Joining the dots on diversity

Workingmums.co.uk talks to Patrick Voss at Radius Business about diversity issues.

When Radius Business was set up three years ago, there was lots of activity happening around diversity based around the characteristics protected in the Equalities Act.

However, Patrick Voss and Matt Parsons spotted a gap in the market for an organisation which could connect all those diverse groups and make the broader business case for diversity.

Patrick says: “We felt that while it was important to recognise those different characteristics, be they LGBT, ethnic minorities or women, there was a broader argument to make about inclusivity and engagement not just being a social or community good.”

He added: “There are a lot of organisations like the 30 Percent Club and Stonewall doing great work, but not many organisations are taking an umbrella view and tying it back into the issue of talent management.”

Radius Business – which has a small staff who work remotely – works with a range of organisations, including large public sector bodies, and has two strands to its work. One involves networking and connectivity. Patrick, who has a marketing background, says a lot of existing networking events involve people who share the same views talking to each other. “They don’t have the influence they might,” he says.

Network

Radius Business runs a business network and invites people from different backgrounds to events about business-related topics like transport infrastructure or the future of energy in the UK. “A whole range of people come because they are interested in the business topic and from there they can get into talks about the value of engagement and diversity,” says Patrick.

Twice a year Radius Business gets different staff networks together, whether parenting, women’s, LBGT or ethnic minorities, and runs workshops to help them be more impactful. It also runs a diversity and inclusion leaders group which may or may not be about a diversity-related topic. “We want to harness the talent they have on focused subjects like succession planning in talent management,” says Patrick. One group, for instance, uses the leaders group as a business development network.

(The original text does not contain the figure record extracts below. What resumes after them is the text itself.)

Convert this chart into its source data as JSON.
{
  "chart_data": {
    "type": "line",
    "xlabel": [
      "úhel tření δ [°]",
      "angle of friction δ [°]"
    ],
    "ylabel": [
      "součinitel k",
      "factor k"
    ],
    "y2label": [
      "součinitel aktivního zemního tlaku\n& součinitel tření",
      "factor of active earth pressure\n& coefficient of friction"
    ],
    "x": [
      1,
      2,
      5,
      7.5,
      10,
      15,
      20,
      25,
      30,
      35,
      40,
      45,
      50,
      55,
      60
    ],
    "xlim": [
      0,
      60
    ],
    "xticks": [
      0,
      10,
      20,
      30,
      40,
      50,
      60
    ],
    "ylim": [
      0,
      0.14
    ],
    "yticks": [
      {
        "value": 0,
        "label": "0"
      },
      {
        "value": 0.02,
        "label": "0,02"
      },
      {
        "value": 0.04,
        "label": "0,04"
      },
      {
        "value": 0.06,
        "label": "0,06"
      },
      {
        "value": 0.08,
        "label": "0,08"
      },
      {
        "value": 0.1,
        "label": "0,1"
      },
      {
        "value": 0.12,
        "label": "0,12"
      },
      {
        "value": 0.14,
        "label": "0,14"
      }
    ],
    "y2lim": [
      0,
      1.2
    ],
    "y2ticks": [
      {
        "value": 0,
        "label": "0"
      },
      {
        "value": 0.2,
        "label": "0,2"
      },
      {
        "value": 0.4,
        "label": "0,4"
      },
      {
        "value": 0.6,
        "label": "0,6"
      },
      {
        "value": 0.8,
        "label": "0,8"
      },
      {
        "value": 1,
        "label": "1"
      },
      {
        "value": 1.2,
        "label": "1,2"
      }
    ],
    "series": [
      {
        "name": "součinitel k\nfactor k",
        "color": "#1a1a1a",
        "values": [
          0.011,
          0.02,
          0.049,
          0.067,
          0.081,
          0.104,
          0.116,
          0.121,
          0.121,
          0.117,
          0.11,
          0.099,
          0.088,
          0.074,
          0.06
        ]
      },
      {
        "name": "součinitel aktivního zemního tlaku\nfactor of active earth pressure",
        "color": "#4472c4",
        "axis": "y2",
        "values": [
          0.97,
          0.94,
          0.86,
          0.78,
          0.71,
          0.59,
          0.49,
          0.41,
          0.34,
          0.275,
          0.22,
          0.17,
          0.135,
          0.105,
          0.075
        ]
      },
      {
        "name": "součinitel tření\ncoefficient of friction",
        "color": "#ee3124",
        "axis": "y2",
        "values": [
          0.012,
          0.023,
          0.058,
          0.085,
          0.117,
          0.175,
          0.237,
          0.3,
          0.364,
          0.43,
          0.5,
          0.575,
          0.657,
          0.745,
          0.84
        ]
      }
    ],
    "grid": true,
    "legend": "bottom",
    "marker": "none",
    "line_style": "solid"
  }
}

Radius Business, whose advisory board includes people like Tanni Grey-Thompson and former Labour Secretary of State Chris Smith, also has a consultancy strand. Some of the programmes are delivered by Radius Business and others with partners. They also run an Inclusion Pledge Programme which pairs up senior business leaders with people from different perspectives within their organisation as a way of driving cultural change.

Patrick says one of the big issues for organisations is measuring the impact of their diversity and inclusion practices and he says it is important not to create unrealistic expectations. Traditionally most success measures involve sales and revenues, but diversity is more about talent management and retention and valuing all your staff.

He thinks there is a growing movement towards employee engagement as a central business strategy and that inclusion strategies are part of that. He agrees that women have had a high profile in the media, but says this has helped raise the profile of other marginalised groups.